X-rays showed many layers to the painting. Around the woman’s neck was the fur
collar, but under it there was a black layer of paint, and under that what Rembrandt had
originally intended: a whitish collar. That explained the reflections, since light could well
reflect off a white collar, but not off dark, fur.
“Thinking is the longest part,” Mr. Bijl said. “We had to be sure of each step we
took.” After two years of debate, he removed the fur, which revealed the yellowish-white
collar. The collar, unlike the whiter bonnet, has a yellowish cast because, a textile expert
confirmed, that “poorer people used a kind of starch for their collars that had a tendency
to turn yellow, but they used a better type of starch for their caps,” Mr. van der Wetering
said. “And Rembrandt was very aware of the difference of these tones.”
The bonnet’s point is folded back in such a way that the ear and the metal structure
supporting the bonnet are partially visible. “In our eyes, even though the cap is unusual in
the oeuvre of Rembrandt, it could only be by Rembrandt,” Mr.

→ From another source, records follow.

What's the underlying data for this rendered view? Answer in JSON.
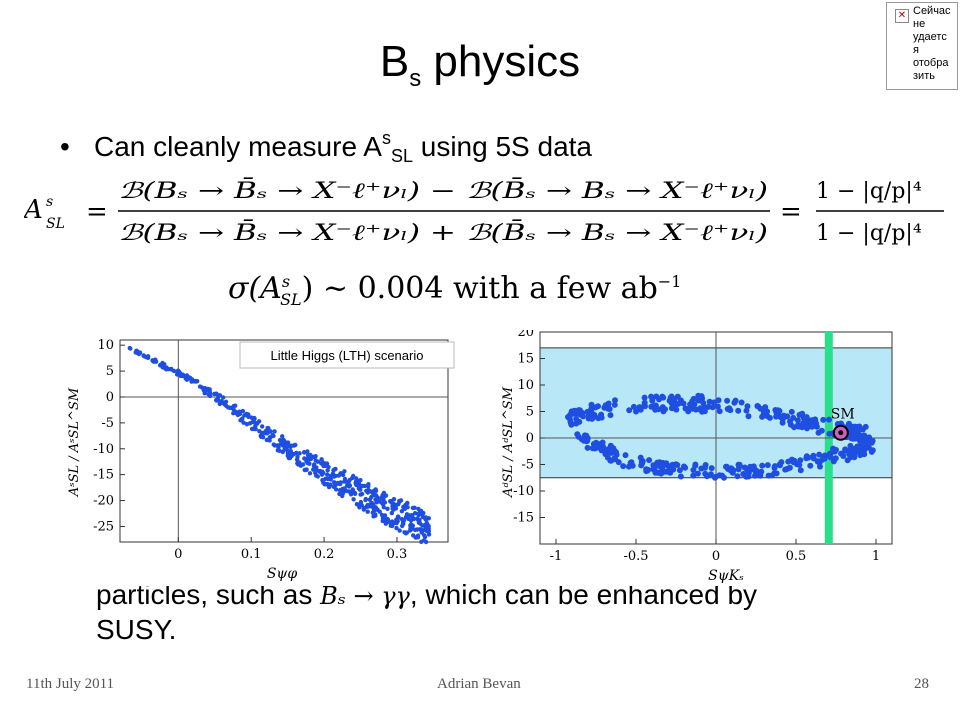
{
  "title": {
    "main": "B",
    "sub": "s",
    "rest": " physics"
  },
  "bullet1": {
    "pre": "Can cleanly measure A",
    "sup": "s",
    "sub": "SL",
    "post": " using 5S data"
  },
  "formula": {
    "lhs": "A",
    "lhs_sup": "s",
    "lhs_sub": "SL",
    "numerator": "ℬ(Bₛ → B̄ₛ → X⁻ℓ⁺νₗ) − ℬ(B̄ₛ → Bₛ → X⁻ℓ⁺νₗ)",
    "denominator": "ℬ(Bₛ → B̄ₛ → X⁻ℓ⁺νₗ) + ℬ(B̄ₛ → Bₛ → X⁻ℓ⁺νₗ)",
    "rhs_num": "1 − |q/p|⁴",
    "rhs_den": "1 − |q/p|⁴"
  },
  "sigma": {
    "lhs": "σ(A",
    "sup": "s",
    "sub": "SL",
    "rest": ") ~ 0.004 with a few ab",
    "exp": "−1"
  },
  "bullet2": {
    "l1_pre": "particles, such as ",
    "l1_math": "Bₛ → γγ",
    "l1_post": ", which can be enhanced by",
    "l2": "SUSY."
  },
  "footer": {
    "date": "11th July 2011",
    "author": "Adrian Bevan",
    "page": "28"
  },
  "widget": {
    "text": "Сейчас не удаетс я отобра зить"
  },
  "colors": {
    "points": "#1f4fe0",
    "band": "#b8e8f8",
    "green": "#28e08c",
    "sm_marker": "#d060c0"
  },
  "chart_data": [
    {
      "type": "scatter",
      "title": "",
      "annotation": "Little Higgs (LTH) scenario",
      "xlabel": "Sψφ",
      "ylabel": "AˢSL / AˢSL^SM",
      "xlim": [
        -0.08,
        0.37
      ],
      "ylim": [
        -28,
        11
      ],
      "xticks": [
        "0",
        "0.1",
        "0.2",
        "0.3"
      ],
      "xtick_values": [
        0,
        0.1,
        0.2,
        0.3
      ],
      "yticks": [
        "10",
        "5",
        "0",
        "-5",
        "-10",
        "-15",
        "-20",
        "-25"
      ],
      "ytick_values": [
        10,
        5,
        0,
        -5,
        -10,
        -15,
        -20,
        -25
      ],
      "grid_lines": {
        "x": 0,
        "y": 0
      },
      "series": [
        {
          "x": [
            -0.07,
            -0.05,
            -0.03,
            -0.01,
            0.01,
            0.03,
            0.05,
            0.07,
            0.09,
            0.11,
            0.13,
            0.15,
            0.17,
            0.19,
            0.21,
            0.23,
            0.25,
            0.27,
            0.29,
            0.31,
            0.33,
            0.345
          ],
          "y": [
            9.5,
            8.2,
            6.8,
            5.3,
            3.8,
            2.0,
            0.2,
            -1.8,
            -3.9,
            -6.0,
            -8.0,
            -10.0,
            -11.8,
            -13.6,
            -15.4,
            -17.1,
            -18.7,
            -20.3,
            -21.8,
            -23.2,
            -24.6,
            -25.6
          ],
          "spread": [
            0.2,
            0.3,
            0.4,
            0.5,
            0.6,
            0.7,
            0.8,
            1.0,
            1.2,
            1.4,
            1.6,
            1.8,
            2.0,
            2.2,
            2.4,
            2.6,
            2.8,
            3.0,
            3.1,
            3.2,
            3.2,
            3.0
          ]
        }
      ]
    },
    {
      "type": "scatter",
      "title": "",
      "xlabel": "SψKₛ",
      "ylabel": "AᵈSL / AᵈSL^SM",
      "xlim": [
        -1.1,
        1.1
      ],
      "ylim": [
        -20,
        20
      ],
      "xticks": [
        "-1",
        "-0.5",
        "0",
        "0.5",
        "1"
      ],
      "xtick_values": [
        -1,
        -0.5,
        0,
        0.5,
        1
      ],
      "yticks": [
        "20",
        "15",
        "10",
        "5",
        "0",
        "-5",
        "-10",
        "-15"
      ],
      "ytick_values": [
        20,
        15,
        10,
        5,
        0,
        -5,
        -10,
        -15
      ],
      "band_y": [
        -7.5,
        17
      ],
      "green_band_x": [
        0.68,
        0.73
      ],
      "sm_point": {
        "x": 0.78,
        "y": 1.0,
        "label": "SM"
      },
      "upper_arc": {
        "x": [
          -0.92,
          -0.7,
          -0.4,
          -0.1,
          0.2,
          0.5,
          0.8,
          0.95
        ],
        "y": [
          3.5,
          5.5,
          6.5,
          6.5,
          5.5,
          3.5,
          1.5,
          0.5
        ]
      },
      "lower_arc": {
        "x": [
          -0.85,
          -0.6,
          -0.3,
          0.0,
          0.3,
          0.6,
          0.85,
          0.98
        ],
        "y": [
          0.2,
          -4.0,
          -6.0,
          -6.5,
          -6.0,
          -4.5,
          -2.5,
          -1.0
        ]
      }
    }
  ]
}
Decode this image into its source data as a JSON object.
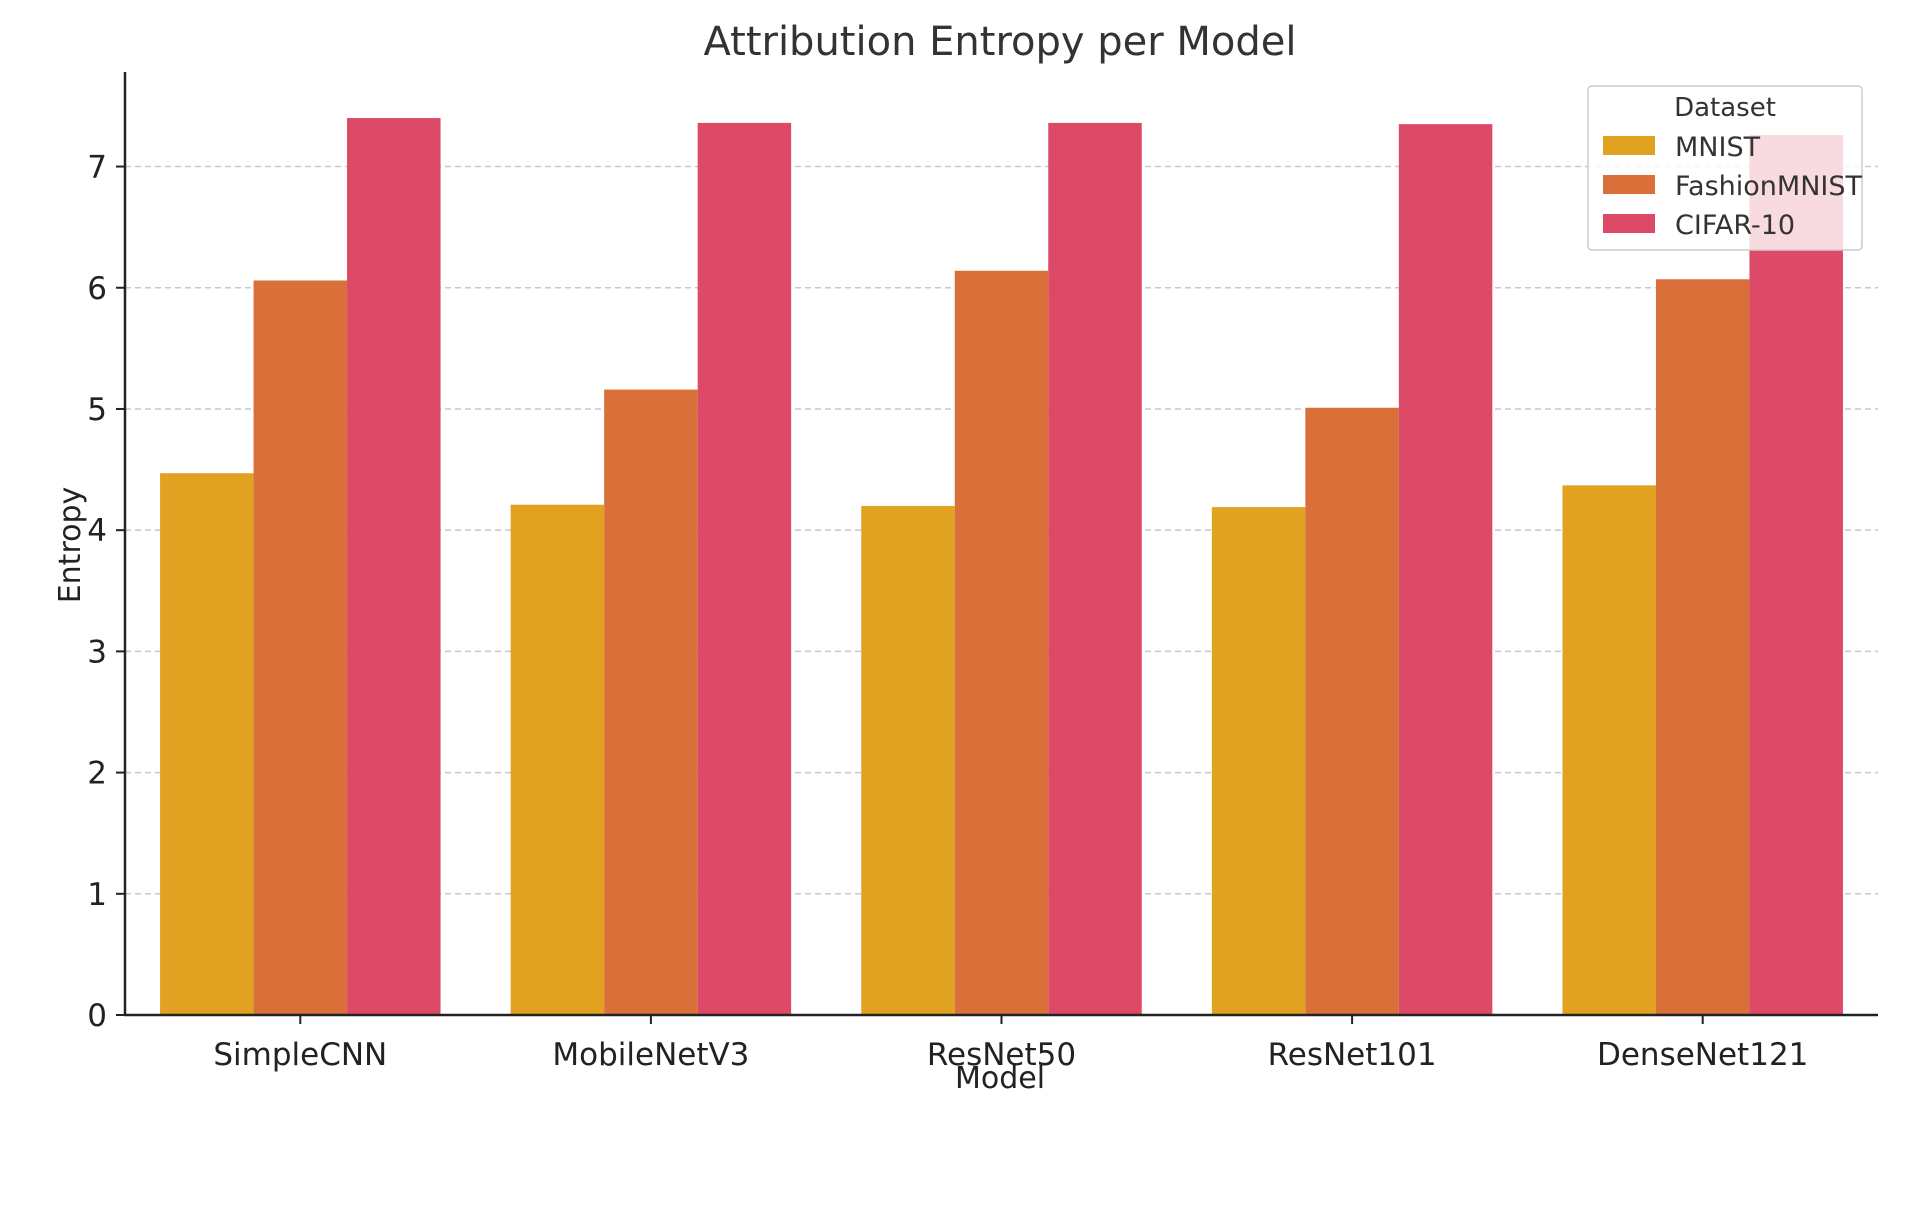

Bijl said.
Only after the fur collar was removed, he said, could he see the reflections of light
on the jaw, the cheek and the chin. Another Rembrandt touch: a small spot on the
woman’s cheek. In a number of self-portraits the artist added a blemish to his own skin.
Both men were so intrigued by Rembrandt's lighting that they tried to create a room
with it. Mr. Bijl then asked his wife to pose to try to determine Rembrandt's complex
rendering of reflections and shadows.
In the end Mr. van der Wetering concluded that the sitter was one of Rembrandt’s
household servants and that the painting is an oil study he did to experiment with the
issue of light.
“Rembrandt was called the painter of light, and rightly so,” Mr. van der Wetering
said. “He sometimes used himself as a model to solve particular pictorial problems in
front of the mirror. In this case, the problem of the figure lit obliquely from behind was a
problem that, in one form or another, occupied him throughout his life.”